Summary: The end of John’s gospel calls me (and you I pray) to be committed to Jesus, committed to the truth about Jesus, and committed to the story of Jesus - past present and future.
If you’re anything like me then there will be some film you’ve seen or some book you’ve read and when it was finished you were ready for more! “I can’t wait for the next book” or “I wonder what’s going to happen next.” Well, we have just heard read to us the last words in the gospel of John the evangelist, sometimes referred to as “the disciple whom Jesus loved” (21:20); and regardless of how high your spiritual excitement may currently be, I am praying that over the course of the next few minutes you will be ready for more.
John’s gospel takes up about 30 or so pages in most small print English translations of the Bible and throughout the book John is very careful not to draw too much attention to him self. His book has focused upon signs which reveal the identity of Jesus, and it draws to a close with a challenge; it’s a challenge to follow (21:22) and it’s a challenge to true commitment.
To put the end of John’s gospel into context Jesus has just restored Peter (21:15-19). Just before Jesus was crucified Peter was accused three times of being a friend or an associate or a disciple of Jesus. Presumably to avoid being arrested himself Peter denied knowing Jesus (18:15-27); but after his resurrection Jesus came alongside Peter in an incident which must encourage us when we fail and when we let God (and people) down. 3 times Jesus asked Peter if he loved him and 3 times Peter responded, “Lord you know that I love you” (21:15-17). 3 times of failure are replaced by 3 statements of love from Peter to Jesus; and Jesus commissions Peter to be a pastor and a teacher in the Church which will flourish after Jesus has ascended to the Father; but more than that – Jesus has just foretold the way in which Peter will die, crucified as a martyr. Not an end any of us would wish for, but nonetheless the end which some Christians are facing around the globe in 2007 because they follow Jesus.
For example on 18 April 2007 three men were found murdered in an office in Turkey. The men worked for a company which publishes Bibles and other Christian books. I will not go into the details of the awful things that were done to them which led to their deaths; but it has quickly become clear that the three men were murdered because they are Christians who are involved in spreading the Good News of Jesus via the printed word. Peter was to die in such a manner and it is hard for us to imagine what we would do if we knew such personal information about the future.
It is within these circumstances that Peter looks around (21:20) and sees “the disciple whom Jesus loved”. In other words Peter sees the author of this gospel and armed with information about his own future he asks of Jesus, “Lord, what about him?” (John 21:21).
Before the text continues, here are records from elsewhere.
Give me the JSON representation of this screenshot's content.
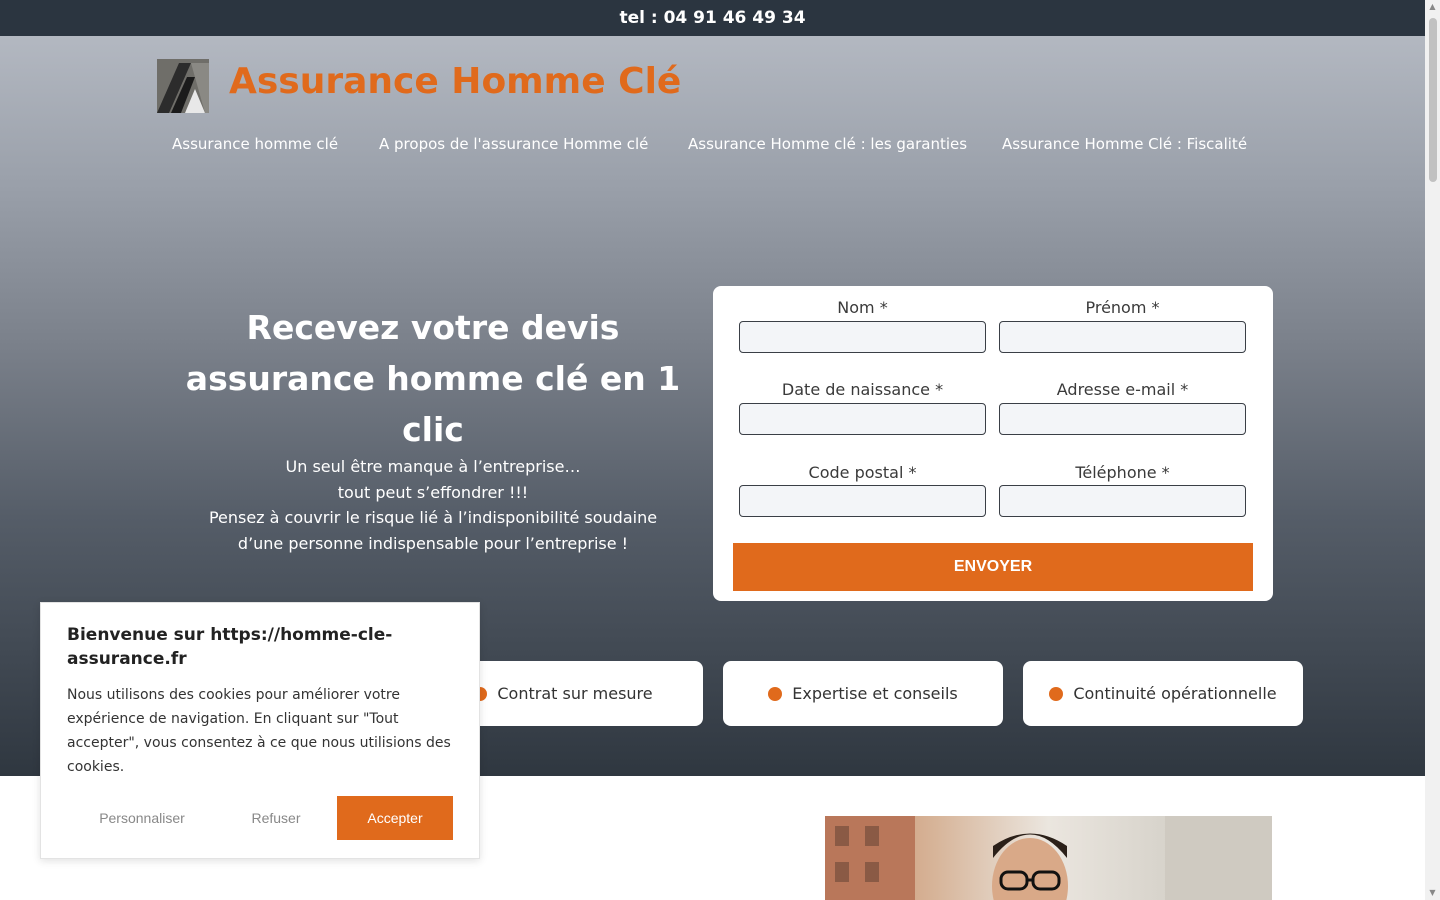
{
  "topbar": {
    "phone": "tel : 04 91 46 49 34"
  },
  "brand": {
    "name": "Assurance Homme Clé"
  },
  "nav": {
    "items": [
      {
        "label": "Assurance homme clé"
      },
      {
        "label": "A propos de l'assurance Homme clé"
      },
      {
        "label": "Assurance Homme clé : les garanties"
      },
      {
        "label": "Assurance Homme Clé : Fiscalité"
      }
    ]
  },
  "hero": {
    "title": "Recevez votre devis assurance homme clé en 1 clic",
    "lines": [
      "Un seul être manque à l’entreprise…",
      "tout peut s’effondrer !!!",
      "Pensez à couvrir le risque lié à l’indisponibilité soudaine",
      "d’une personne indispensable pour l’entreprise !"
    ]
  },
  "form": {
    "fields": [
      {
        "label": "Nom *",
        "value": ""
      },
      {
        "label": "Prénom *",
        "value": ""
      },
      {
        "label": "Date de naissance *",
        "value": ""
      },
      {
        "label": "Adresse e-mail *",
        "value": ""
      },
      {
        "label": "Code postal *",
        "value": ""
      },
      {
        "label": "Téléphone *",
        "value": ""
      }
    ],
    "submit": "ENVOYER"
  },
  "features": [
    {
      "label": "Contrat sur mesure"
    },
    {
      "label": "Expertise et conseils"
    },
    {
      "label": "Continuité opérationnelle"
    }
  ],
  "cookie": {
    "title": "Bienvenue sur https://homme-cle-assurance.fr",
    "text": "Nous utilisons des cookies pour améliorer votre expérience de navigation. En cliquant sur \"Tout accepter\", vous consentez à ce que nous utilisions des cookies.",
    "customize": "Personnaliser",
    "reject": "Refuser",
    "accept": "Accepter"
  },
  "colors": {
    "accent": "#e06a1c",
    "topbar": "#2b3540",
    "hero_bottom": "#2f3740"
  }
}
I don’t suppose we’ve got any inquisitive or nosey people here this morning have we; (said with more than a hint of sarcasm)!
Jesus has just charged Peter with teaching and caring for the early Church and has told him that he will die as a martyr and Peter wants to know what will become of John, the beloved disciple; John the one to whom Jesus entrusted his own mother Mary; John the one who would later write a gospel and write letters to churches which also appear in the Bible. “Lord”, asked Peter, “What about him?”
Jesus in essence says, “Peter, mind your own business. It’s nothing to do with you.” His actual words were: “If I want him to remain alive until I return, what is that to you? You must follow me.” I mentioned earlier the word ‘commitment’. God wants us to be committed to Him whatever may or may not be going on in the lives of other people who may or may not be committed to him. As the write to the Hebrews says, “Let us fix our eyes on Jesus, the author and perfecter of our faith, who for the joy set before him endured the cross, scorning its shame …”
“…and sat down at the right hand of the throne of God. Consider him who endured such opposition from sinful men, so that you will not grow weary and lose heart” (Hebrews 12: 2-3).
Our primary commitment is to Jesus. He is Lord of his Church, and if people let us down, or if people seem to be more successful than us, or if people do not seem to suffer in the way that we do, or if people have different gifts and abilities we are called to fix our eyes upon Jesus. He says to me and he says to you, “You must follow me.” Our commitment is to Jesus.